Main Findings-
There is a diversity and lack of uniform model which would reflect hemodynamic changes in pregnancy with IUGR. The surveillance of these IUGR cases and taking a clear cut decision whether to deliver these fetuses or not and if when, thus weighing the risk of intrauterine death by prolonging the gestation versus delivering the fetus prematurely is the major concern. Our data call into question whether can be use retrograde flow in aortic isthmus as a trigger to deliver these growth restricted fetuses.
This study supports the association of retrograde flow in the aortic isthmus with the adverse perinatal outcome as suggested by[13] M.Del Rio et al and Hidar et al[14]. In our study, Retrograde AoI group had higher rates of adverse perinatal outcome (92.3% vs. 72%). Abnormal AoI had sensitivity of 63.1%, a high specificity (87.5%) and a PPV (92.3%) and likelihood ratio (5) for prediction of adverse perinatal outcome. Overall perinatal mortality (intrauterine death and neonatal death) was higher in retrograde group 3/13(23%).There was no perinatal mortality in antegrade flow in AoI group. Thus suggesting a potential role for Doppler imaging of the AoI in the clinical surveillance of severe IUGR fetuses .
In our study, there was a highly significant association of retrograde diastolic aortic isthmus flow with abnormal umbilical artery (92.3% vs. 36%) (p =0.013) similar to study by Del rio etal[13] . Thus suggesting that retrograde diastolic flow in the AOI represents a group with more severe and earlier onset of placental insufficiency.
In a study by del rio et al[13] and Makikallio K et al[15 ] , MCA vasodilatation did not differ between the antegrade and retrograde groups .However in our study ,MCA vasodilatation differed in the antegrade and retrograde groups (48% vs. 92.3%) respectively .

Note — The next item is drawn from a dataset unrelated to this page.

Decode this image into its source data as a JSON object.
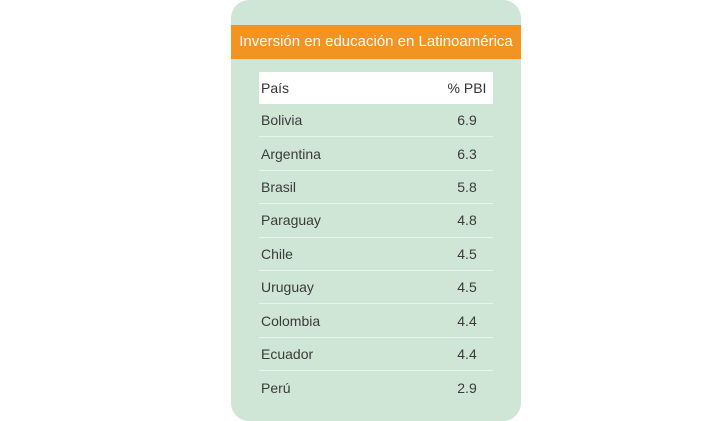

Similar to Del rio et al[13], our study shown a strong association between the presence of abnormal DV flow and retrograde flow in the AoI. (38% vs. 8%)( P= 0.034). 5/7(71.4%) of cases with abnormal DV flow had reverse diastolic flow in the AOI. This suggests well corelation of these parameters with the progressive deterioration of cardiac function occurring in IUGR. All these findings suggested significant corelation of retrograde flow in aortic isthmus with abnormal flow in UA,MCA and DV.
Del rio et al[13] proposed that AoI PI and DV-PI independently predict adverse outcome. And in preterm growth restricted fetuses, AoI blood flow becomes abnormal on average 1 week before DV blood flow does. In our study ,retrograde flow in AoI was seen on an average 2 days before delivery and abnormal DV PI was seen 1 day before delivery .
We have also analyzed, the fetuses with AEDF or REDF in UA with retrograde AoI by sub grouping as, those having normal DV and those with Abnormal DV .There were 2 perinatal deaths from the group with normal DV while 1 NND from abnormal DV group . So , even with normal DV Doppler flow the perinatal mortality (40%)was found in AEDF/REDF with retrograde AOI group .Thus even though the DV flow is normal adverse outcome might be suspected in fetuses with AEDF/REDF in UA and retrograde flow in AoI. Thus providing a better window for delivering the IUGR fetuses before failure of fetal compensatory mechanisms to hypoxia.
Results
Our study confirms previous observations that retrograde blood flow in the AoI is associated with adverse perinatal outcome, particularly intrauterine demise ,neonatal death ,RDS. Retrograde flow in AoI correlates significantly with abnormal flow in Umbilical artery, Middle cerebral artery and Ductus venosus.
Abnormal aortic isthmus flow is generally seen prior to abnormal changes Ductus venosus Doppler .
Clinical Implications –
Even though the DV flow is normal adverse outcome might be suspected in fetuses with AEDF/REDF in UA and retrograde flow in AoI. Thus providing a better window for delivering the IUGR fetuses before failure of fetal compensatory mechanisms to hypoxia.
Thus retrograde flow in AoI might be considered as an additional trigger for delivering IUGR fetuses between 30-34 weeks with AREDF in UA.
Also , AoI Doppler might be considered as an additional clinical parameter in the routine assessment of hemodynamically compromised growth-restricted fetuses.